Students of EXPLORE Data Science Academy (EDSA), Africa’s largest institution devoted to data science, are using the current COVID-19 lockdown to build a comprehensive database that has the capacity to store all pandemic related data in South Africa.
“Our intention in building the database is to ensure that it is open source and can be maintained by the broader community,” says Academy cofounder Shaun Dippnall.
“The aim is to centralise data coming from a host of available resources, all of which are useful in making beneficial analyses. These resources include data from Github, repositories such as the one from the University of Pretoria, the NICD and global data sources,” he adds.
All data will be fed into a dashboard and the resulting statistics and COVID-19 information will be made available to all, including those who want to use the data for their own projects.
The database will comprise a large central repository of publicly available data and will be released in stages.
Stage 1 of the database will contain:
- daily testing numbers
- case numbers by country/province (confirmed, deaths, active and recovered)

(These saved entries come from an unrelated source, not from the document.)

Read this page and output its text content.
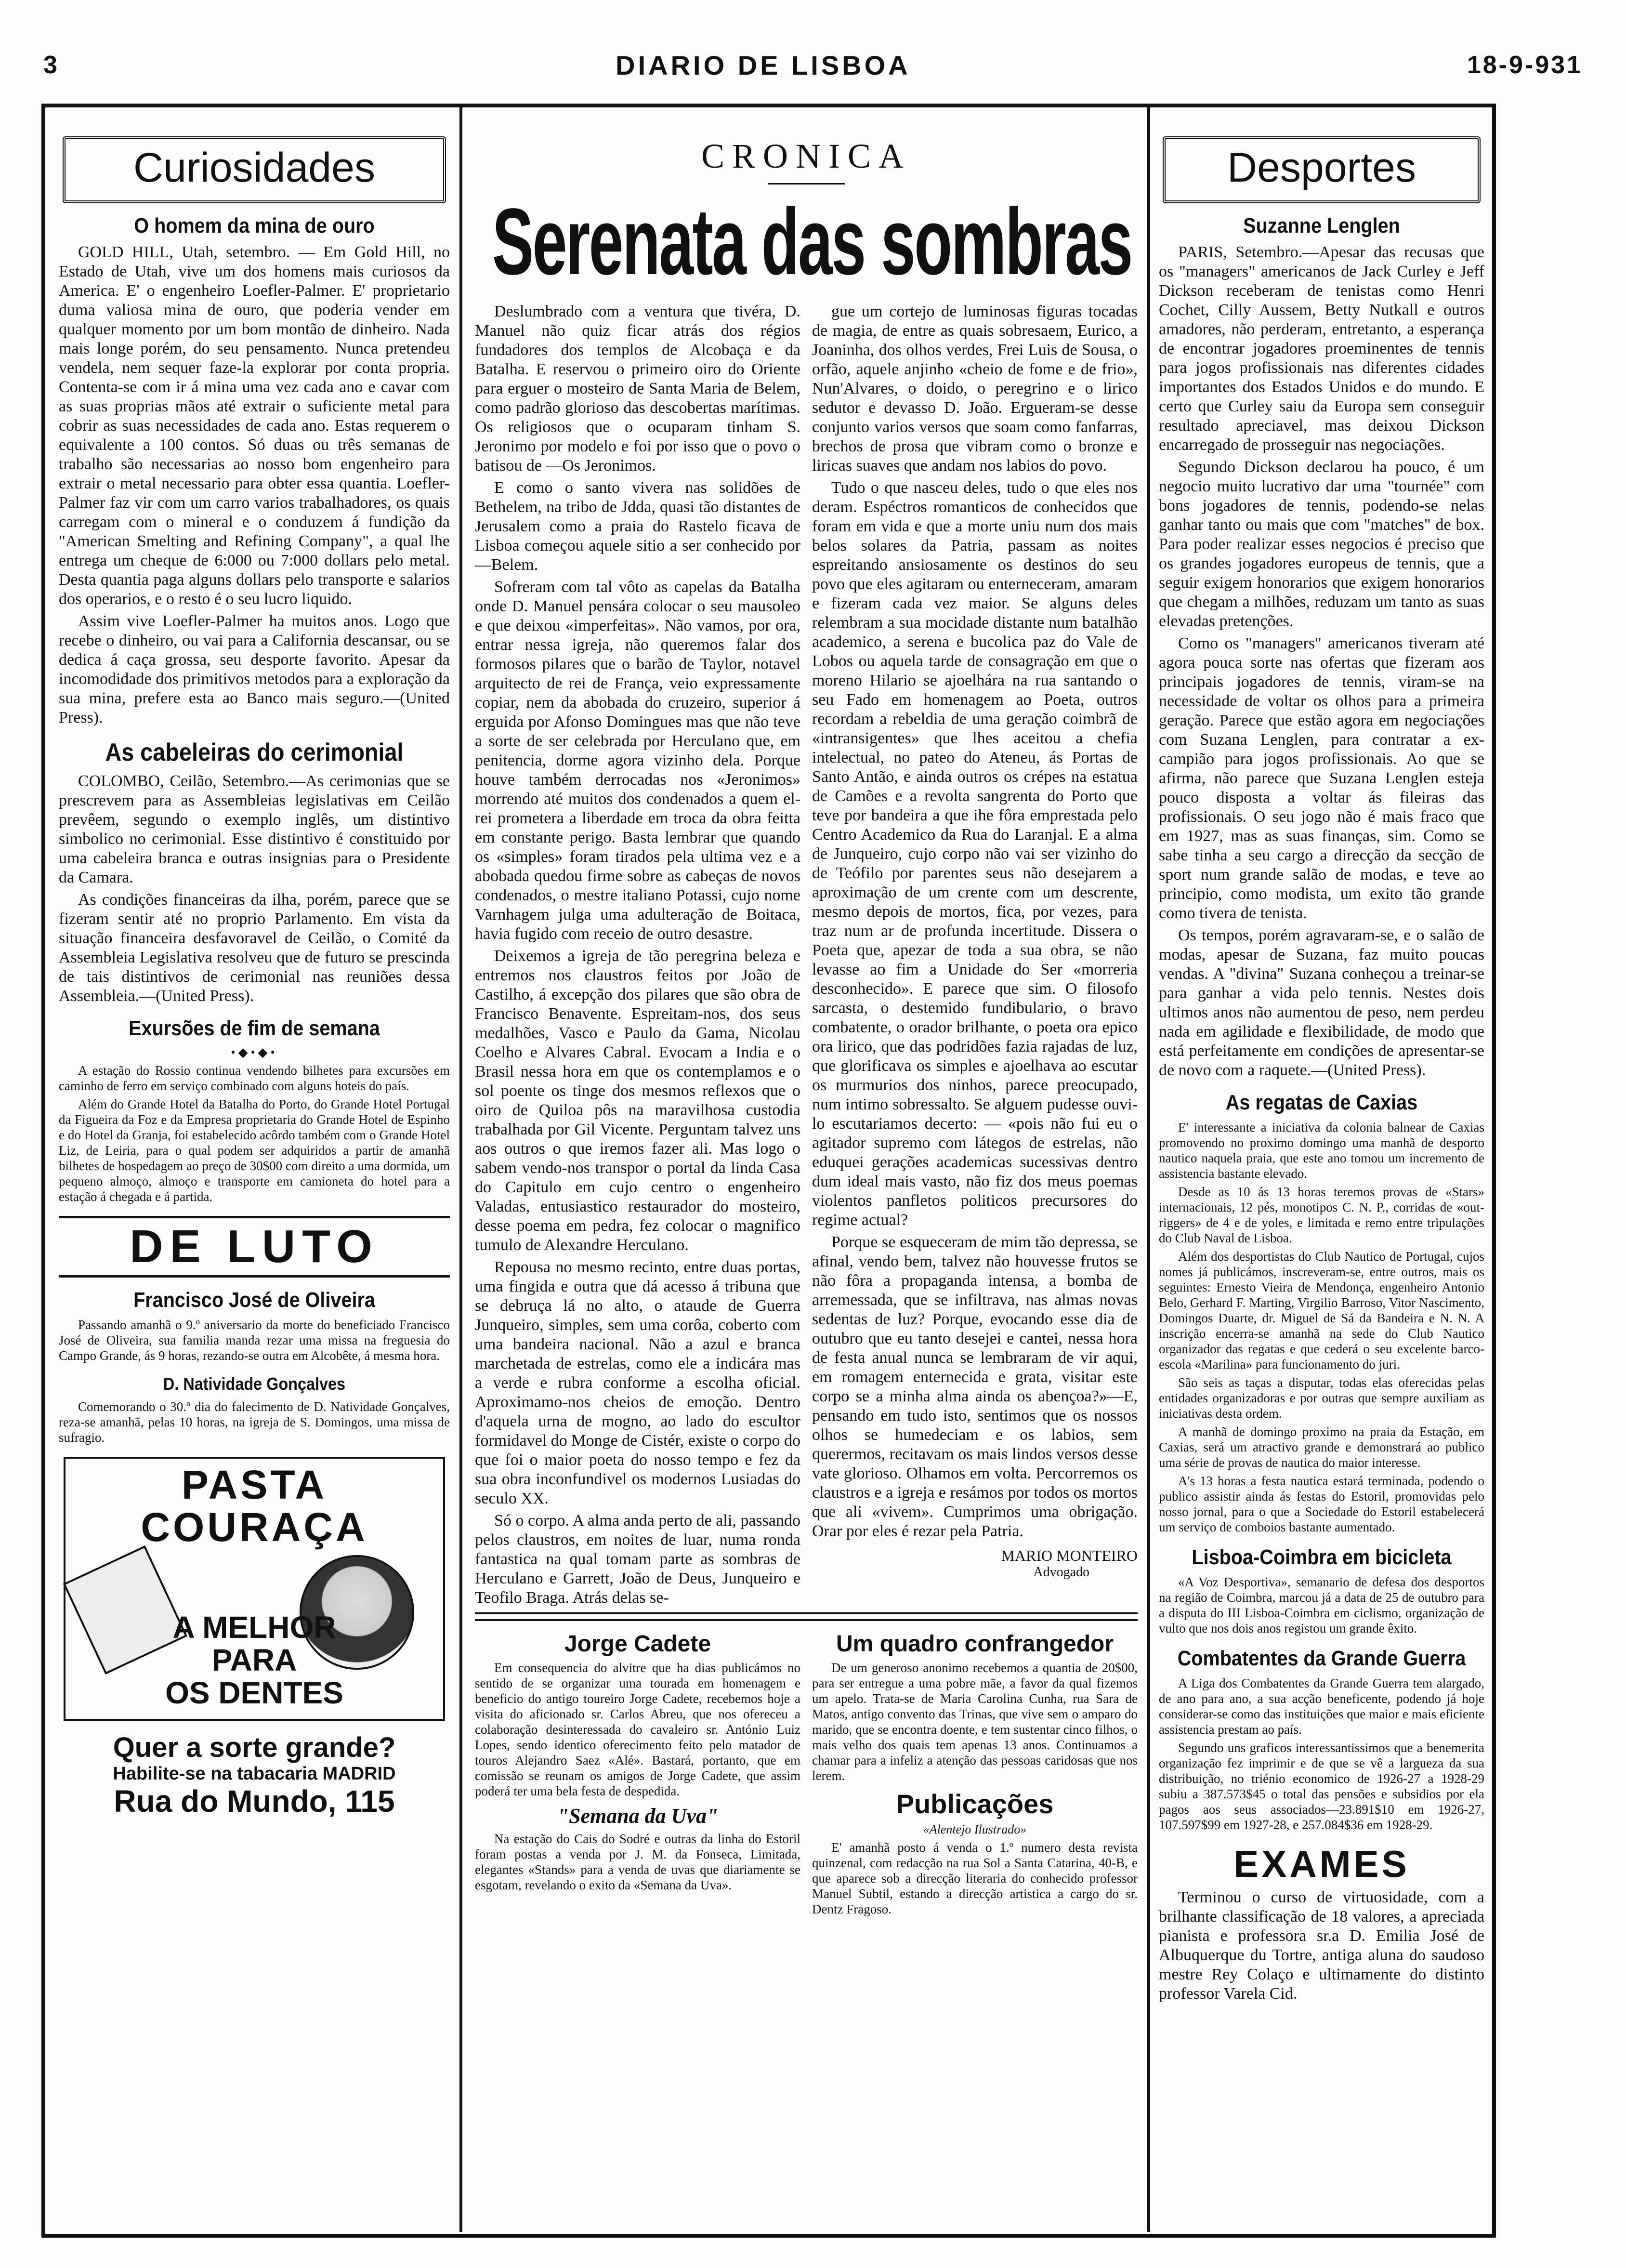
3	DIARIO DE LISBOA	18-9-931
Curiosidades
O homem da mina de ouro

GOLD HILL, Utah, setembro. — Em Gold Hill, no Estado de Utah, vive um dos homens mais curiosos da America. E' o engenheiro Loefler-Palmer. E' proprietario duma valiosa mina de ouro, que poderia vender em qualquer momento por um bom montão de dinheiro. Nada mais longe porém, do seu pensamento. Nunca pretendeu vendela, nem sequer faze-la explorar por conta propria. Contenta-se com ir á mina uma vez cada ano e cavar com as suas proprias mãos até extrair o suficiente metal para cobrir as suas necessidades de cada ano. Estas requerem o equivalente a 100 contos. Só duas ou três semanas de trabalho são necessarias ao nosso bom engenheiro para extrair o metal necessario para obter essa quantia. Loefler-Palmer faz vir com um carro varios trabalhadores, os quais carregam com o mineral e o conduzem á fundição da "American Smelting and Refining Company", a qual lhe entrega um cheque de 6:000 ou 7:000 dollars pelo metal. Desta quantia paga alguns dollars pelo transporte e salarios dos operarios, e o resto é o seu lucro liquido.

Assim vive Loefler-Palmer ha muitos anos. Logo que recebe o dinheiro, ou vai para a California descansar, ou se dedica á caça grossa, seu desporte favorito. Apesar da incomodidade dos primitivos metodos para a exploração da sua mina, prefere esta ao Banco mais seguro.—(United Press).

As cabeleiras do cerimonial

COLOMBO, Ceilão, Setembro.—As cerimonias que se prescrevem para as Assembleias legislativas em Ceilão prevêem, segundo o exemplo inglês, um distintivo simbolico no cerimonial. Esse distintivo é constituido por uma cabeleira branca e outras insignias para o Presidente da Camara.

As condições financeiras da ilha, porém, parece que se fizeram sentir até no proprio Parlamento. Em vista da situação financeira desfavoravel de Ceilão, o Comité da Assembleia Legislativa resolveu que de futuro se prescinda de tais distintivos de cerimonial nas reuniões dessa Assembleia.—(United Press).

Exursões de fim de semana
•◆•◆•

A estação do Rossio continua vendendo bilhetes para excursões em caminho de ferro em serviço combinado com alguns hoteis do país.

Além do Grande Hotel da Batalha do Porto, do Grande Hotel Portugal da Figueira da Foz e da Empresa proprietaria do Grande Hotel de Espinho e do Hotel da Granja, foi estabelecido acôrdo também com o Grande Hotel Liz, de Leiria, para o qual podem ser adquiridos a partir de amanhã bilhetes de hospedagem ao preço de 30$00 com direito a uma dormida, um pequeno almoço, almoço e transporte em camioneta do hotel para a estação á chegada e á partida.

DE LUTO
Francisco José de Oliveira

Passando amanhã o 9.º aniversario da morte do beneficiado Francisco José de Oliveira, sua familia manda rezar uma missa na freguesia do Campo Grande, ás 9 horas, rezando-se outra em Alcobête, á mesma hora.

D. Natividade Gonçalves

Comemorando o 30.º dia do falecimento de D. Natividade Gonçalves, reza-se amanhã, pelas 10 horas, na igreja de S. Domingos, uma missa de sufragio.

PASTA
COURAÇA
A MELHOR
PARA
OS DENTES
Quer a sorte grande?
Habilite-se na tabacaria MADRID
Rua do Mundo, 115
CRONICA
Serenata das sombras

Deslumbrado com a ventura que tivéra, D. Manuel não quiz ficar atrás dos régios fundadores dos templos de Alcobaça e da Batalha. E reservou o primeiro oiro do Oriente para erguer o mosteiro de Santa Maria de Belem, como padrão glorioso das descobertas marítimas. Os religiosos que o ocuparam tinham S. Jeronimo por modelo e foi por isso que o povo o batisou de —Os Jeronimos.

E como o santo vivera nas solidões de Bethelem, na tribo de Jdda, quasi tão distantes de Jerusalem como a praia do Rastelo ficava de Lisboa começou aquele sitio a ser conhecido por —Belem.

Sofreram com tal vôto as capelas da Batalha onde D. Manuel pensára colocar o seu mausoleo e que deixou «imperfeitas». Não vamos, por ora, entrar nessa igreja, não queremos falar dos formosos pilares que o barão de Taylor, notavel arquitecto de rei de França, veio expressamente copiar, nem da abobada do cruzeiro, superior á erguida por Afonso Domingues mas que não teve a sorte de ser celebrada por Herculano que, em penitencia, dorme agora vizinho dela. Porque houve também derrocadas nos «Jeronimos» morrendo até muitos dos condenados a quem el-rei prometera a liberdade em troca da obra feitta em constante perigo. Basta lembrar que quando os «simples» foram tirados pela ultima vez e a abobada quedou firme sobre as cabeças de novos condenados, o mestre italiano Potassi, cujo nome Varnhagem julga uma adulteração de Boitaca, havia fugido com receio de outro desastre.

Deixemos a igreja de tão peregrina beleza e entremos nos claustros feitos por João de Castilho, á excepção dos pilares que são obra de Francisco Benavente. Espreitam-nos, dos seus medalhões, Vasco e Paulo da Gama, Nicolau Coelho e Alvares Cabral. Evocam a India e o Brasil nessa hora em que os contemplamos e o sol poente os tinge dos mesmos reflexos que o oiro de Quiloa pôs na maravilhosa custodia trabalhada por Gil Vicente. Perguntam talvez uns aos outros o que iremos fazer ali. Mas logo o sabem vendo-nos transpor o portal da linda Casa do Capitulo em cujo centro o engenheiro Valadas, entusiastico restaurador do mosteiro, desse poema em pedra, fez colocar o magnifico tumulo de Alexandre Herculano.

Repousa no mesmo recinto, entre duas portas, uma fingida e outra que dá acesso á tribuna que se debruça lá no alto, o ataude de Guerra Junqueiro, simples, sem uma corôa, coberto com uma bandeira nacional. Não a azul e branca marchetada de estrelas, como ele a indicára mas a verde e rubra conforme a escolha oficial. Aproximamo-nos cheios de emoção. Dentro d'aquela urna de mogno, ao lado do escultor formidavel do Monge de Cistér, existe o corpo do que foi o maior poeta do nosso tempo e fez da sua obra inconfundivel os modernos Lusiadas do seculo XX.

Só o corpo. A alma anda perto de ali, passando pelos claustros, em noites de luar, numa ronda fantastica na qual tomam parte as sombras de Herculano e Garrett, João de Deus, Junqueiro e Teofilo Braga. Atrás delas se-

gue um cortejo de luminosas figuras tocadas de magia, de entre as quais sobresaem, Eurico, a Joaninha, dos olhos verdes, Frei Luis de Sousa, o orfão, aquele anjinho «cheio de fome e de frio», Nun'Alvares, o doido, o peregrino e o lirico sedutor e devasso D. João. Ergueram-se desse conjunto varios versos que soam como fanfarras, brechos de prosa que vibram como o bronze e liricas suaves que andam nos labios do povo.

Tudo o que nasceu deles, tudo o que eles nos deram. Espéctros romanticos de conhecidos que foram em vida e que a morte uniu num dos mais belos solares da Patria, passam as noites espreitando ansiosamente os destinos do seu povo que eles agitaram ou enterneceram, amaram e fizeram cada vez maior. Se alguns deles relembram a sua mocidade distante num batalhão academico, a serena e bucolica paz do Vale de Lobos ou aquela tarde de consagração em que o moreno Hilario se ajoelhára na rua santando o seu Fado em homenagem ao Poeta, outros recordam a rebeldia de uma geração coimbrã de «intransigentes» que lhes aceitou a chefia intelectual, no pateo do Ateneu, ás Portas de Santo Antão, e ainda outros os crépes na estatua de Camões e a revolta sangrenta do Porto que teve por bandeira a que ihe fôra emprestada pelo Centro Academico da Rua do Laranjal. E a alma de Junqueiro, cujo corpo não vai ser vizinho do de Teófilo por parentes seus não desejarem a aproximação de um crente com um descrente, mesmo depois de mortos, fica, por vezes, para traz num ar de profunda incertitude. Dissera o Poeta que, apezar de toda a sua obra, se não levasse ao fim a Unidade do Ser «morreria desconhecido». E parece que sim. O filosofo sarcasta, o destemido fundibulario, o bravo combatente, o orador brilhante, o poeta ora epico ora lirico, que das podridões fazia rajadas de luz, que glorificava os simples e ajoelhava ao escutar os murmurios dos ninhos, parece preocupado, num intimo sobressalto. Se alguem pudesse ouvi-lo escutariamos decerto: — «pois não fui eu o agitador supremo com látegos de estrelas, não eduquei gerações academicas sucessivas dentro dum ideal mais vasto, não fiz dos meus poemas violentos panfletos politicos precursores do regime actual?

Porque se esqueceram de mim tão depressa, se afinal, vendo bem, talvez não houvesse frutos se não fôra a propaganda intensa, a bomba de arremessada, que se infiltrava, nas almas novas sedentas de luz? Porque, evocando esse dia de outubro que eu tanto desejei e cantei, nessa hora de festa anual nunca se lembraram de vir aqui, em romagem enternecida e grata, visitar este corpo se a minha alma ainda os abençoa?»—E, pensando em tudo isto, sentimos que os nossos olhos se humedeciam e os labios, sem querermos, recitavam os mais lindos versos desse vate glorioso. Olhamos em volta. Percorremos os claustros e a igreja e resámos por todos os mortos que ali «vivem». Cumprimos uma obrigação. Orar por eles é rezar pela Patria.

MARIO MONTEIRO
Advogado
Jorge Cadete

Em consequencia do alvitre que ha dias publicámos no sentido de se organizar uma tourada em homenagem e beneficio do antigo toureiro Jorge Cadete, recebemos hoje a visita do aficionado sr. Carlos Abreu, que nos ofereceu a colaboração desinteressada do cavaleiro sr. António Luiz Lopes, sendo identico oferecimento feito pelo matador de touros Alejandro Saez «Alé». Bastará, portanto, que em comissão se reunam os amigos de Jorge Cadete, que assim poderá ter uma bela festa de despedida.

"Semana da Uva"

Na estação do Cais do Sodré e outras da linha do Estoril foram postas a venda por J. M. da Fonseca, Limitada, elegantes «Stands» para a venda de uvas que diariamente se esgotam, revelando o exito da «Semana da Uva».

Um quadro confrangedor

De um generoso anonimo recebemos a quantia de 20$00, para ser entregue a uma pobre mãe, a favor da qual fizemos um apelo. Trata-se de Maria Carolina Cunha, rua Sara de Matos, antigo convento das Trinas, que vive sem o amparo do marido, que se encontra doente, e tem sustentar cinco filhos, o mais velho dos quais tem apenas 13 anos. Continuamos a chamar para a infeliz a atenção das pessoas caridosas que nos lerem.

Publicações
«Alentejo Ilustrado»

E' amanhã posto á venda o 1.º numero desta revista quinzenal, com redacção na rua Sol a Santa Catarina, 40-B, e que aparece sob a direcção literaria do conhecido professor Manuel Subtil, estando a direcção artistica a cargo do sr. Dentz Fragoso.

Desportes
Suzanne Lenglen

PARIS, Setembro.—Apesar das recusas que os "managers" americanos de Jack Curley e Jeff Dickson receberam de tenistas como Henri Cochet, Cilly Aussem, Betty Nutkall e outros amadores, não perderam, entretanto, a esperança de encontrar jogadores proeminentes de tennis para jogos profissionais nas diferentes cidades importantes dos Estados Unidos e do mundo. E certo que Curley saiu da Europa sem conseguir resultado apreciavel, mas deixou Dickson encarregado de prosseguir nas negociações.

Segundo Dickson declarou ha pouco, é um negocio muito lucrativo dar uma "tournée" com bons jogadores de tennis, podendo-se nelas ganhar tanto ou mais que com "matches" de box. Para poder realizar esses negocios é preciso que os grandes jogadores europeus de tennis, que a seguir exigem honorarios que exigem honorarios que chegam a milhões, reduzam um tanto as suas elevadas pretenções.

Como os "managers" americanos tiveram até agora pouca sorte nas ofertas que fizeram aos principais jogadores de tennis, viram-se na necessidade de voltar os olhos para a primeira geração. Parece que estão agora em negociações com Suzana Lenglen, para contratar a ex-campião para jogos profissionais. Ao que se afirma, não parece que Suzana Lenglen esteja pouco disposta a voltar ás fileiras das profissionais. O seu jogo não é mais fraco que em 1927, mas as suas finanças, sim. Como se sabe tinha a seu cargo a direcção da secção de sport num grande salão de modas, e teve ao principio, como modista, um exito tão grande como tivera de tenista.

Os tempos, porém agravaram-se, e o salão de modas, apesar de Suzana, faz muito poucas vendas. A "divina" Suzana conheçou a treinar-se para ganhar a vida pelo tennis. Nestes dois ultimos anos não aumentou de peso, nem perdeu nada em agilidade e flexibilidade, de modo que está perfeitamente em condições de apresentar-se de novo com a raquete.—(United Press).

As regatas de Caxias

E' interessante a iniciativa da colonia balnear de Caxias promovendo no proximo domingo uma manhã de desporto nautico naquela praia, que este ano tomou um incremento de assistencia bastante elevado.

Desde as 10 ás 13 horas teremos provas de «Stars» internacionais, 12 pés, monotipos C. N. P., corridas de «out-riggers» de 4 e de yoles, e limitada e remo entre tripulações do Club Naval de Lisboa.

Além dos desportistas do Club Nautico de Portugal, cujos nomes já publicámos, inscreveram-se, entre outros, mais os seguintes: Ernesto Vieira de Mendonça, engenheiro Antonio Belo, Gerhard F. Marting, Virgilio Barroso, Vitor Nascimento, Domingos Duarte, dr. Miguel de Sá da Bandeira e N. N. A inscrição encerra-se amanhã na sede do Club Nautico organizador das regatas e que cederá o seu excelente barco-escola «Marilina» para funcionamento do juri.

São seis as taças a disputar, todas elas oferecidas pelas entidades organizadoras e por outras que sempre auxiliam as iniciativas desta ordem.

A manhã de domingo proximo na praia da Estação, em Caxias, será um atractivo grande e demonstrará ao publico uma série de provas de nautica do maior interesse.

A's 13 horas a festa nautica estará terminada, podendo o publico assistir ainda ás festas do Estoril, promovidas pelo nosso jornal, para o que a Sociedade do Estoril estabelecerá um serviço de comboios bastante aumentado.

Lisboa-Coimbra em bicicleta

«A Voz Desportiva», semanario de defesa dos desportos na região de Coimbra, marcou já a data de 25 de outubro para a disputa do III Lisboa-Coimbra em ciclismo, organização de vulto que nos dois anos registou um grande êxito.

Combatentes da Grande Guerra

A Liga dos Combatentes da Grande Guerra tem alargado, de ano para ano, a sua acção beneficente, podendo já hoje considerar-se como das instituições que maior e mais eficiente assistencia prestam ao país.

Segundo uns graficos interessantissimos que a benemerita organização fez imprimir e de que se vê a largueza da sua distribuição, no triénio economico de 1926-27 a 1928-29 subiu a 387.573$45 o total das pensões e subsidios por ela pagos aos seus associados—23.891$10 em 1926-27, 107.597$99 em 1927-28, e 257.084$36 em 1928-29.

EXAMES

Terminou o curso de virtuosidade, com a brilhante classificação de 18 valores, a apreciada pianista e professora sr.a D. Emilia José de Albuquerque du Tortre, antiga aluna do saudoso mestre Rey Colaço e ultimamente do distinto professor Varela Cid.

- government countermeasure data ( measure, date of implementation, duration of implementation)
Further features are that it will be:
- professionally structured, adhering to industry best practices, resulting in high data quality
- automated and near real-time updating
- delivered to the community through APIs (Application Programming Interface)
- The first set of APIs (Stage 1) is aimed at being available online in the next week and a half
Stage 2 will include:
- patient-level data, (time to symptom onset/death, travel history, age, gender, etc )
- hospital-level data ( ICU beds, critical care, patients on ventilators)
- flight data (for modelling the seed risk of the pandemic in each country base off flight volumes/schedules)
Dippnall stresses the development of the database was borne out of the regulatory lockdown.
“Data science is about solving real-world problems and our learners, who now work remotely, wanted to tackle a project that could contribute positively to COVID-19 crisis,” he says.
“We may not have the resources to get into the level of modelling that Governments or universities are achieving. However, by having a solid foundation of data that others can work off, we can leverage the skills of students and the community and encourage others to add to our work,” Dippnall says.
Collaboration is key. Inputs and partnerships with both the public and private sectors will be crucial in centralising the database. Speed is essential and the plan is to have the framework available within the next two weeks.
What makes EDSA's database different from others, is that it will allow its data scientists to manipulate the data using, for example, artificial intelligence and machine learning.
“These powerful techniques will add a new dimension to the practical use of this data by discovering relationships and trends that normal analyses may miss,” Dippnall says.
Judging this as an internal learning experience, the EDSA is involving its faculty, alumni and current learners to build this database, purely online because of the lockdown regulations. Among participants are matriculants with just a few months’ work experience.
Motivation levels are high.
“Everybody involved in the project is enthralled by the prospect of building something that can make a tangible impact towards understanding the pandemic and helping South Africa fight its spread,” Dippnall said.
“We also believe, once complete, that it will strengthen the country’s broader data science capability,” he concludes.
The EXPLORE Data Science Academy is the largest data science academy in Africa. It is led by top South African academics and practitioners with decades of experience in teaching and real-world problem-solving.